Either way, solar panels are widely known to cut an average home’s energy costs. While there is admittedly a high initial cost to cover insurance, upkeep and installation, the savings a person can expect with solar panels come over time rather than instantaneously. Not only could a homeowner get both state and federal tax exemptions for taking part in the green energy movement, but solar panels provide a regular cut in monthly energy consumption too.

According to calculations by The Simple Dollar, a 1,500-square-foot, two-bedroom house with the average monthly utility cost in the Los Angeles, California, area ($152 for 9,125 kWh) could save $5,810 in 20 years leasing solar panels and as much as $22,287 in 20 years buying solar panels outright.

So not only would you be reaping the benefits of yearly tax breaks, but the panels offer a monthly cut in electrical expenses — which will only become more and more valuable as electric costs continue to rise.

3. Aren’t solar panels unsightly?

One thing many people are worried about, particularly homeowners currently living in an HOA neighborhood that might disapprove of large solar panels being installed on a rooftop, is how they appear, and whether or not they’re still the huge, unattractive panels they were when first introduced.

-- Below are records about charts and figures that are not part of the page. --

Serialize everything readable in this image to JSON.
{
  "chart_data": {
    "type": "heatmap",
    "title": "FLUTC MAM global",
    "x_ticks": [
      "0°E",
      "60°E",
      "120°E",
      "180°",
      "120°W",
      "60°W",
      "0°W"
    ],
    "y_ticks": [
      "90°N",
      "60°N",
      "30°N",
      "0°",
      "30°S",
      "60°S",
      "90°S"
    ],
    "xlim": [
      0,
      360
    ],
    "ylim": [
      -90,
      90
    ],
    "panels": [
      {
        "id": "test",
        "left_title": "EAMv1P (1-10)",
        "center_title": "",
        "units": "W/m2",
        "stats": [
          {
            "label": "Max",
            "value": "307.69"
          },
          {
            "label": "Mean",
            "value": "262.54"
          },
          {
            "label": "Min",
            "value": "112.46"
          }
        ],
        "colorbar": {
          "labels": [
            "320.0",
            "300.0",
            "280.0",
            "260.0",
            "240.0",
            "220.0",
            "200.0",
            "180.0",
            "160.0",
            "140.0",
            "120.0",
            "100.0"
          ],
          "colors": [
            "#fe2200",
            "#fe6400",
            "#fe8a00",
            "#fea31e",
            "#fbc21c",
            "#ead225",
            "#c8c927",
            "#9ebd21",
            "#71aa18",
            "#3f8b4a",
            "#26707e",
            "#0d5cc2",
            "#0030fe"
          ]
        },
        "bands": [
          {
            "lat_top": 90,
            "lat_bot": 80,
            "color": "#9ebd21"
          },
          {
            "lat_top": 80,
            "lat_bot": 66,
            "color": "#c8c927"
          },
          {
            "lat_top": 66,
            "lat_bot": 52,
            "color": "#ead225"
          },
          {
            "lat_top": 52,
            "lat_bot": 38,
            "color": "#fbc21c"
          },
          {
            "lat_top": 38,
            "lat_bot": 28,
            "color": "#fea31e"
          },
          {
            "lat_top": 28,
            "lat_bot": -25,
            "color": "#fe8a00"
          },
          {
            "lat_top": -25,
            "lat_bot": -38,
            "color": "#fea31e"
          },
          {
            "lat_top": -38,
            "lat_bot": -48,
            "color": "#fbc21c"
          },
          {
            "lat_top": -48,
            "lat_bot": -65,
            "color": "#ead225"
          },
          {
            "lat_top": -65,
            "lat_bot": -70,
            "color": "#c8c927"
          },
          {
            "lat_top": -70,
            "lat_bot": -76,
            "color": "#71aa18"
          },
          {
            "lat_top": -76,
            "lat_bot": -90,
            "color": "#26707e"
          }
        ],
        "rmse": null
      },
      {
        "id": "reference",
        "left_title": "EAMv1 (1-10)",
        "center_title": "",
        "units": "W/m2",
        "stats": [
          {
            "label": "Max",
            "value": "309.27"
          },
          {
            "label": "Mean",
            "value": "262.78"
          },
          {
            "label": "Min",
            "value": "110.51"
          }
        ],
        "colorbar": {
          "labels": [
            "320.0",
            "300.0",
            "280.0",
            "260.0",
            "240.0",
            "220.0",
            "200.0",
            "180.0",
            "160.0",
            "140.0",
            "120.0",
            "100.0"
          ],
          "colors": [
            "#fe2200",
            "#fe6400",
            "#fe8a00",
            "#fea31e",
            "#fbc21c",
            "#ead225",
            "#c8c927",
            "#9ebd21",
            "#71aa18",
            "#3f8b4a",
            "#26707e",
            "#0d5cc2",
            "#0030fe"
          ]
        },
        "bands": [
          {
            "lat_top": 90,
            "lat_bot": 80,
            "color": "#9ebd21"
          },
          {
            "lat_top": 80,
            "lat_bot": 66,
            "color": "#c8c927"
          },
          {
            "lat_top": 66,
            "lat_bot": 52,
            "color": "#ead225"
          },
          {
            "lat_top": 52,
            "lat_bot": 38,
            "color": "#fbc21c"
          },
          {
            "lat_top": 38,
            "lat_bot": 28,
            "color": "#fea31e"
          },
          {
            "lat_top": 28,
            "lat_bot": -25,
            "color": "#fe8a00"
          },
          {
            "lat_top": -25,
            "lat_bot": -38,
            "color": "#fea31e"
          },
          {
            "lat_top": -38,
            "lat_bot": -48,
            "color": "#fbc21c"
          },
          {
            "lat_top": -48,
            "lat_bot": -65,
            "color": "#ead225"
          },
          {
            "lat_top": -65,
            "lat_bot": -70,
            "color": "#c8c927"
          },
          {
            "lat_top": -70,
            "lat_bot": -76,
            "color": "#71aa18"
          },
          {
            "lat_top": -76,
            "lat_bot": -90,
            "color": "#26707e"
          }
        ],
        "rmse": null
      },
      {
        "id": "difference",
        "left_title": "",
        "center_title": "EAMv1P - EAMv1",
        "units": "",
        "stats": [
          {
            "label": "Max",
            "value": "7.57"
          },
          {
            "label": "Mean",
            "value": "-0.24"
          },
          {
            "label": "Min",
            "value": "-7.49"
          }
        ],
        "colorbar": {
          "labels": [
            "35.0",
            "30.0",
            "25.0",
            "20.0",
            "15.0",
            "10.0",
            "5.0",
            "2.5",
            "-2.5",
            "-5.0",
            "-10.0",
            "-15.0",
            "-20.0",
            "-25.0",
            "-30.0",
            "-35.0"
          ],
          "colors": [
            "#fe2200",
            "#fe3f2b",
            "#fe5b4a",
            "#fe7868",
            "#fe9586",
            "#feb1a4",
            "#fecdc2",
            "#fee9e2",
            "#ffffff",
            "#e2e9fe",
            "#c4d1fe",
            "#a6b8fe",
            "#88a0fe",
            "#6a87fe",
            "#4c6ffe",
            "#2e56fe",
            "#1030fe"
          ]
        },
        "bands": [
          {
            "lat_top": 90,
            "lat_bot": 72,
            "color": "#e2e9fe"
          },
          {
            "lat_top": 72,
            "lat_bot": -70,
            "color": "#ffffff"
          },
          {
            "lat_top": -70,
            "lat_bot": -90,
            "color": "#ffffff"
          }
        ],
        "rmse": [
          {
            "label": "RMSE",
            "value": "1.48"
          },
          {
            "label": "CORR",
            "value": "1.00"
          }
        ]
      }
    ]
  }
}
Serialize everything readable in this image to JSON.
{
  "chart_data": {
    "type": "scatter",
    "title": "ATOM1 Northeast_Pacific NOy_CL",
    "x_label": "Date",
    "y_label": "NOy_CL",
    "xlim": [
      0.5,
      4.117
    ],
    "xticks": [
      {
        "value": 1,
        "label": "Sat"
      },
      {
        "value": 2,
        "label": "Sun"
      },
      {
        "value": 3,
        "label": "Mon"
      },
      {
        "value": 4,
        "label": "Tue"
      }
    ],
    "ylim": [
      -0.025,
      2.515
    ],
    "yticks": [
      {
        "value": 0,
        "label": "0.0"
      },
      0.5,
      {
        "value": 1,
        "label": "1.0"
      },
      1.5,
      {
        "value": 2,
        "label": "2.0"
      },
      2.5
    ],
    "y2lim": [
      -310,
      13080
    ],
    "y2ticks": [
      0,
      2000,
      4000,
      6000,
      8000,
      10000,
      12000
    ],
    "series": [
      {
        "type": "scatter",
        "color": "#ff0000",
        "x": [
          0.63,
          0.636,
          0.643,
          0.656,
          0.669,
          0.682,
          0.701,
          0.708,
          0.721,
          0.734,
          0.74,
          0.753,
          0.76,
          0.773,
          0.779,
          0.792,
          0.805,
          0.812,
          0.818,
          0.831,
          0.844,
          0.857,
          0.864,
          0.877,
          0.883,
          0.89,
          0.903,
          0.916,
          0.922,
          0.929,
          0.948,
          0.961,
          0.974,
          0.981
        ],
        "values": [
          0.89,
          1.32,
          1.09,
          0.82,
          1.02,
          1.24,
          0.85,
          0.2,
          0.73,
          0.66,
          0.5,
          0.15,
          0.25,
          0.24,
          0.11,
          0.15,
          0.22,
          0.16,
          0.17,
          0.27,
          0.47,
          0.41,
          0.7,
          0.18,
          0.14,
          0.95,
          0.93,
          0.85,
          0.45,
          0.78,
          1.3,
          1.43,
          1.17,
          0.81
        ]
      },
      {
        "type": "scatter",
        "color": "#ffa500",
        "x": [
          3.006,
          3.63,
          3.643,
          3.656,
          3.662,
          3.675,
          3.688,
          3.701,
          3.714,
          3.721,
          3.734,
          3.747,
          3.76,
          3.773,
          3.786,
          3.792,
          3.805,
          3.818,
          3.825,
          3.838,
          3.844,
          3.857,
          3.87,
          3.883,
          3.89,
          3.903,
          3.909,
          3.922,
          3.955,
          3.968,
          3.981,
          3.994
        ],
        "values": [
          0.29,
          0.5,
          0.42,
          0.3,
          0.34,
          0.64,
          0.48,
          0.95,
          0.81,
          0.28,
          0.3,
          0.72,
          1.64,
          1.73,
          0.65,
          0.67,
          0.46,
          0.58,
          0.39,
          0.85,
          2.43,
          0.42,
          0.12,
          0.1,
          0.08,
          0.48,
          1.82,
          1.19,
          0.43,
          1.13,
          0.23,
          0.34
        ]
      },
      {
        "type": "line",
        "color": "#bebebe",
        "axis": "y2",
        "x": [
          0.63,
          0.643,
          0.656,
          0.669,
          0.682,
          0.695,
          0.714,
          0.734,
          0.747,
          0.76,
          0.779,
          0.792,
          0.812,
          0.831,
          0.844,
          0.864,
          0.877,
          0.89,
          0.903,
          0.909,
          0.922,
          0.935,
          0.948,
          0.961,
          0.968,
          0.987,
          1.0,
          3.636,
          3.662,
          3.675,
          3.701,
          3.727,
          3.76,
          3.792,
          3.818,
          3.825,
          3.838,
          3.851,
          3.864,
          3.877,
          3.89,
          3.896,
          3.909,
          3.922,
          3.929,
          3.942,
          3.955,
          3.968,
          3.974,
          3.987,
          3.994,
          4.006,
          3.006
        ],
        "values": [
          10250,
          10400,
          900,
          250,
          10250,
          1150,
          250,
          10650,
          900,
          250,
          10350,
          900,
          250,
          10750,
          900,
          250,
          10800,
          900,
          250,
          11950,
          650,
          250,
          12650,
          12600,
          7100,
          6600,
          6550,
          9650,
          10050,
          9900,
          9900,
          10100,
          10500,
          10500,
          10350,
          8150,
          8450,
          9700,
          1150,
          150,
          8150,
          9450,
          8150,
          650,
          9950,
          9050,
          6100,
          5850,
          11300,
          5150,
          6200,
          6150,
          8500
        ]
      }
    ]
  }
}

Thankfully, just like smartphones over years of technological growth, solar panels have not only become more compact, but pack a bigger punch. Like many outdoor installations, a majority of the issue of appearance can be solved simply through the location of the installed panels, but big tech companies like Tesla are in the process of developing something even better: mini solar panels that appear indistinguishable from regular shingles, color and all.

Naturally, because they’re still in development and the testing stage, they’re still working out some kinks, but the potential is incredibly promising. They’re even supposedly more efficient than the bigger panels, which just adds to their desirability.

Solar opportunities

There’s no denying advancements in renewable energy continue to rise, and with it becoming more and more accessible to the everyday consumer, improvements will continue being made in order for green energy to become the standard across the U.S.

With new developments from the Tesla roofing tiles, to individual wind turbines small enough to fit in a backyard, the U.S. is becoming more environmentally conscious as years go on. For anyone determined to keep the air clean and free of contamination, disconnect from the grid, and save money annually, the future is green.